When Americans, Australians and Japs clash, no more than a few dozen men on either side are involved. There's none of that dramatic "over the top" stuff here. Patrols go out every day to feel out the Jap pillboxes and strong points. Then stronger forces come in to knock them out, supported by mortar and light artillery fire.
When the pillboxes and machine-gun nests are gone, more Yanks and Aussies come in to mop up the snipers and occupy the area.
The Yanks, most of them from Wisconsin's thickly wooded country, are beating the Japs with tactics borrowed from America's original fighting men — the Indians. These tactics involve swift, silent movement and sudden thrusts out of the jungles and swamps with the rifle as the basic weapon.
The machine gun has been tried in New Guinea but to little advantage. A handful of light tanks were used by the Aussies in the bitter fight for the Buna air-strip, some of the only relatively open dry ground in the Buna-Gona area. But generally the undergrowth is too thick and the mud too deep to use tanks in many other places.
Few Americans ever went into action with as little equipment as these soldiers carry. Battledress seldom consists of more than a helmet, jungle-green uniform, socks, shoes, rifle belt, extra bandoliers of bullets, pockets full of grenades and a rifle or a tommy gun. Packs are brought up only after an area is occupied.
During these wet, wearying months of jungle warfare, the Yanks have developed a healthy respect for the craftiness of the Japs they seek to kill. The Americans know the Japs as past masters of jungle fighting, as experts at camouflage, fanatics in their courage and magicians at pulling disconcerting tricks in battle. Several nights during the battle for Buna Mission, the Japs played a machine-gun record on a phonograph to draw American fire. Other times they threw rocks at American outposts after dark or shouted, "What's the password?"
If they succeeded in drawing American fire they spotted the rifle or machine-gun flashes and picked off the men who fired.
For signalling each other the Japs often use bird calls. When a lot of bird calls start filling the jungle air, Yanks usually cheep in with a few more just to confuse the issue. On one occasion this caused a Jap to growl in good English, "Shut up, you American bastards."
On patrol an American ducked behind two bushes when Jap bullets whined close to him. Suddenly the bushes started to move. They were Jap observers covered with brush.
Grinning at his good luck, the Yank casually took a grenade from his pocket and tossed it into the bushes as they slowly moved away. In a second the bushes became two very dead Japs.
Truck Driver Nips a Slick Nip
Pfc. William H. Ford, from Port Royal, Ky., had even better luck in outwitting the Japs.
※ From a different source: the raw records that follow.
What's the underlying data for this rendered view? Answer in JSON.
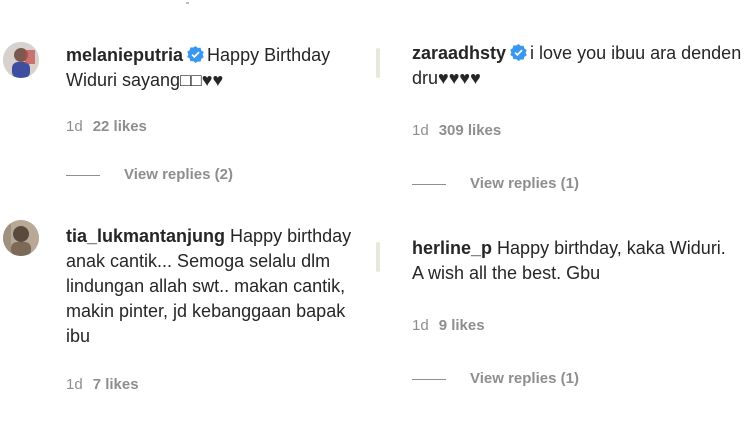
{
  "comments": [
    {
      "username": "melanieputria",
      "verified": true,
      "text": "Happy Birthday Widuri sayang□□♥♥",
      "time": "1d",
      "likes": "22 likes",
      "replies": "View replies (2)"
    },
    {
      "username": "zaraadhsty",
      "verified": true,
      "text": "i love you ibuu ara denden dru♥♥♥♥",
      "time": "1d",
      "likes": "309 likes",
      "replies": "View replies (1)"
    },
    {
      "username": "tia_lukmantanjung",
      "verified": false,
      "text": "Happy birthday anak cantik... Semoga selalu dlm lindungan allah swt.. makan cantik, makin pinter, jd kebanggaan bapak ibu",
      "time": "1d",
      "likes": "7 likes"
    },
    {
      "username": "herline_p",
      "verified": false,
      "text": "Happy birthday, kaka Widuri. A wish all the best. Gbu",
      "time": "1d",
      "likes": "9 likes",
      "replies": "View replies (1)"
    }
  ],
  "colors": {
    "text": "#262626",
    "muted": "#8e8e8e",
    "verified": "#3897f0"
  }
}
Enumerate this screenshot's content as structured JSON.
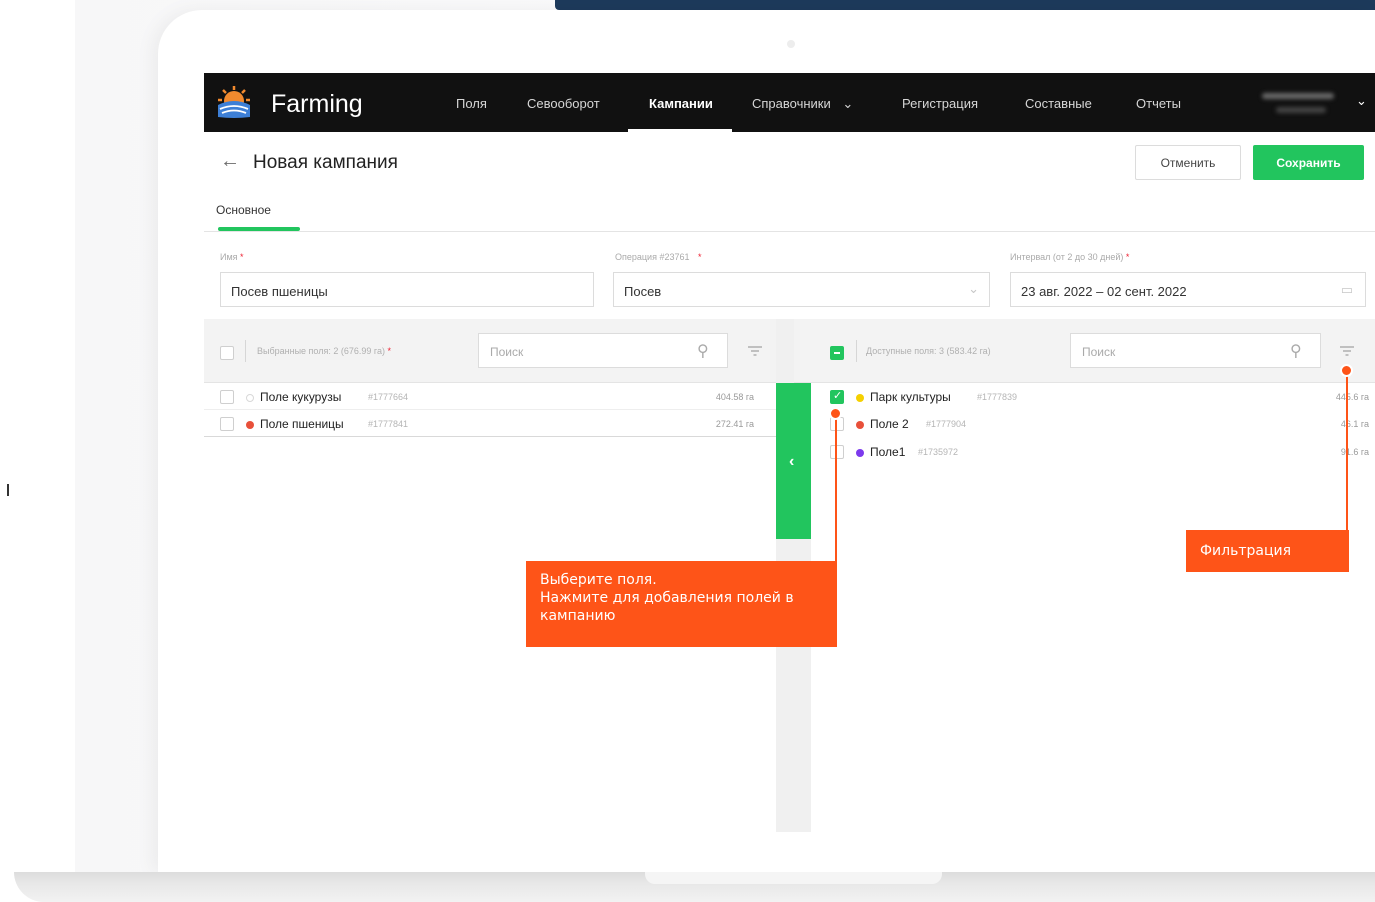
{
  "app": {
    "logo_text": "Farming",
    "nav": [
      {
        "label": "Поля"
      },
      {
        "label": "Севооборот"
      },
      {
        "label": "Кампании"
      },
      {
        "label": "Справочники"
      },
      {
        "label": "Регистрация"
      },
      {
        "label": "Составные"
      },
      {
        "label": "Отчеты"
      }
    ],
    "nav_dropdown_glyph": "⌄",
    "active_nav": "Кампании",
    "user_chevron": "⌄"
  },
  "header": {
    "back_icon": "arrow-left-icon",
    "back_glyph": "←",
    "title": "Новая кампания",
    "cancel_label": "Отменить",
    "save_label": "Сохранить"
  },
  "tabs": [
    {
      "label": "Основное",
      "active": true
    }
  ],
  "form": {
    "name_label": "Имя",
    "name_value": "Посев пшеницы",
    "operation_label": "Операция  #23761",
    "operation_value": "Посев",
    "interval_label": "Интервал (от 2 до 30 дней)",
    "interval_value": "23 авг. 2022 – 02 сент. 2022",
    "required_mark": "*",
    "dropdown_glyph": "⌄",
    "calendar_glyph": "▭"
  },
  "selected_panel": {
    "label": "Выбранные поля: 2 (676.99 га)",
    "search_placeholder": "Поиск",
    "rows": [
      {
        "name": "Поле кукурузы",
        "id": "#1777664",
        "area": "404.58 га",
        "dot": "hollow"
      },
      {
        "name": "Поле пшеницы",
        "id": "#1777841",
        "area": "272.41 га",
        "dot": "#e8503a"
      }
    ]
  },
  "available_panel": {
    "label": "Доступные поля: 3 (583.42 га)",
    "search_placeholder": "Поиск",
    "rows": [
      {
        "name": "Парк культуры",
        "id": "#1777839",
        "area": "445.6 га",
        "dot": "#f5d000",
        "checked": true
      },
      {
        "name": "Поле 2",
        "id": "#1777904",
        "area": "46.1 га",
        "dot": "#e8503a",
        "checked": false
      },
      {
        "name": "Поле1",
        "id": "#1735972",
        "area": "91.6 га",
        "dot": "#7c3aed",
        "checked": false
      }
    ]
  },
  "transfer_glyph": "‹",
  "search_glyph": "⚲",
  "callouts": {
    "select_fields": [
      "Выберите поля.",
      "Нажмите для добавления полей в",
      "кампанию"
    ],
    "filter": "Фильтрация"
  },
  "colors": {
    "accent_green": "#22c55e",
    "callout_orange": "#fe5418",
    "topbar": "#111111"
  }
}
A truck driver, he wasn't allowed to go with his buddies when they went out to attack the Japs, and was left behind to guard the CP.
About dusk he saw someone walk out of the jungle toward the CP humming "One Dozen Roses" and wearing a brand new American uniform. The clean uniform puzzled Ford because the swamp and jungle living had ruined every shirt and pair of pants in his outfit.
It was too dark to see the stranger's face under his helmet but Ford got a good look at his feet in the moonlight. Instead of American shoes, there were tiny, split-toe tree-climbing sneakers which only the Japs wear.
"'One Dozen Roses', eh!" Ford yelled. "Well, here's three of 'em for you."
"Don't shoot. American!" the stranger begged but he had hardly got the words out when Ford pumped three M1 slugs into him.
Now Pfc. William H. Ford, former truck driver, is fighting right up front in the informal jungle war where anything can happen and usually does.
Warning: one of the photos associated with this article, showing corpses in a ditch, is quite graphic. Also, for those unfamiliar with military abbreviations, CP stands for Command Post.